The only thing that makes me hesitate would be the message of the book. In the book, it's vital that the children open themselves up to the world. The overall feel I get is something that resembles Zen Buddishm. This was not helped by the fact that words like "Spirit" and "Hope" were all capitalised (the latent lit student in me immediately jumps on anything out of the ordinary and tries to analyse it). However, June explains that
The reason the words are capitalized is because in the ancient language and the words of the magical beings, these are words of power and importance. If you notice when they speak the word "Forest" it's capitalized as well, because to them the forest is it's own living entity…this is how they honor him. So when the shaman is speaking of truth, he is speaking of Truth, the ultimate expression of Love…see?
The book is not written with the theme of everyone is a piece of God, or Buddhist philosophy…although I can see where you may think this.And this would be the perfect place for a disclosure. I mentioned in the start that I almost gave up halfway through the book. You see, the first half of the book, while better, is quite similar to its predecessor. And the worries about the philosophy behind the book didn't help. So I was ready to call it quits. However, during this time, I was actually in an email conversation with June, the author.
June was very patient with me, and gave me very thorough answers to all my questions - including the reason behind the narrative style. She also assured me that the second half is much more exciting than the first, which is the main reason why I decided to carry on reading.

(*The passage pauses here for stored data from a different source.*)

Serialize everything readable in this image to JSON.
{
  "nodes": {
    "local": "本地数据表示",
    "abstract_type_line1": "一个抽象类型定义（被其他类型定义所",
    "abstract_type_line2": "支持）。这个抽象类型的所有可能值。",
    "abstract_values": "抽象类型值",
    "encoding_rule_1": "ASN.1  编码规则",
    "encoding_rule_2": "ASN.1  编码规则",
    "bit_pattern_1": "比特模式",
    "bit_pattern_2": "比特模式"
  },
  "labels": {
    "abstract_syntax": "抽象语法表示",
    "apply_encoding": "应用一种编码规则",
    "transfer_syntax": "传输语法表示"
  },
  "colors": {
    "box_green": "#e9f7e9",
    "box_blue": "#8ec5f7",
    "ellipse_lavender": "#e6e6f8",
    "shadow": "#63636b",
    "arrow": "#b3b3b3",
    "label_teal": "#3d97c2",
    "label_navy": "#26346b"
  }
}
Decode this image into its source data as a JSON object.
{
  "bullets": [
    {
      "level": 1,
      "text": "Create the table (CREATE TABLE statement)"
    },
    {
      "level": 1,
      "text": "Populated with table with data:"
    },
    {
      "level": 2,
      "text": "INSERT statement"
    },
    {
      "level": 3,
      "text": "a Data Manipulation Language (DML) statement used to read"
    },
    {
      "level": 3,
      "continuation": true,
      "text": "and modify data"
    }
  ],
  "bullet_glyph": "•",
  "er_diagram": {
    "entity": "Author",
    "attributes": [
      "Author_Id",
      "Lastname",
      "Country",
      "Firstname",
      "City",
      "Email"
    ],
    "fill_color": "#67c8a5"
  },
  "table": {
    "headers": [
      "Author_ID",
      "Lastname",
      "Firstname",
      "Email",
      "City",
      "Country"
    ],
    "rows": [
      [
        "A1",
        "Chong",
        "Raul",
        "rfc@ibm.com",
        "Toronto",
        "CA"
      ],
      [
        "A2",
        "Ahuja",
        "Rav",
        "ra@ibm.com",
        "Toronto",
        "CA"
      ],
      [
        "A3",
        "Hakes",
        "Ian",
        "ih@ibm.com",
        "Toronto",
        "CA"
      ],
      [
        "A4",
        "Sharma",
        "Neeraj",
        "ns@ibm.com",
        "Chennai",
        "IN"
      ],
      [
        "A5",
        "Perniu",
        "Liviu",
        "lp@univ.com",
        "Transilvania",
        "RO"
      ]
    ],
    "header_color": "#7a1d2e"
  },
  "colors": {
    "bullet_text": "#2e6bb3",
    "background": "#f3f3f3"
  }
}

While this book isn't perfect yet, it's much better than it's predecessor. It seems to have found its voice, and it's developing well. In fact, the heavy handedness that I spoke of in my previous review has been heavily reduced (it's present mainly whenever someone, like Claire - Annabel and Mathilda, has to have something explained, or during a lesson where someone is explaining in very clear detail just why things happen). I think it's because this book has a stronger emphasis on action, while the last book spent a lot of its time pre-occupied with explaining what was going on and where the kids were.
Disclaimer: I received a free copy of this book from the author. I also had an extended email conversation with her, where she answered my questions and encouraged me to read the book. My review, however, is my own opinion, and was not written in consultation with anyone. It is as honest and unbiased as I can be.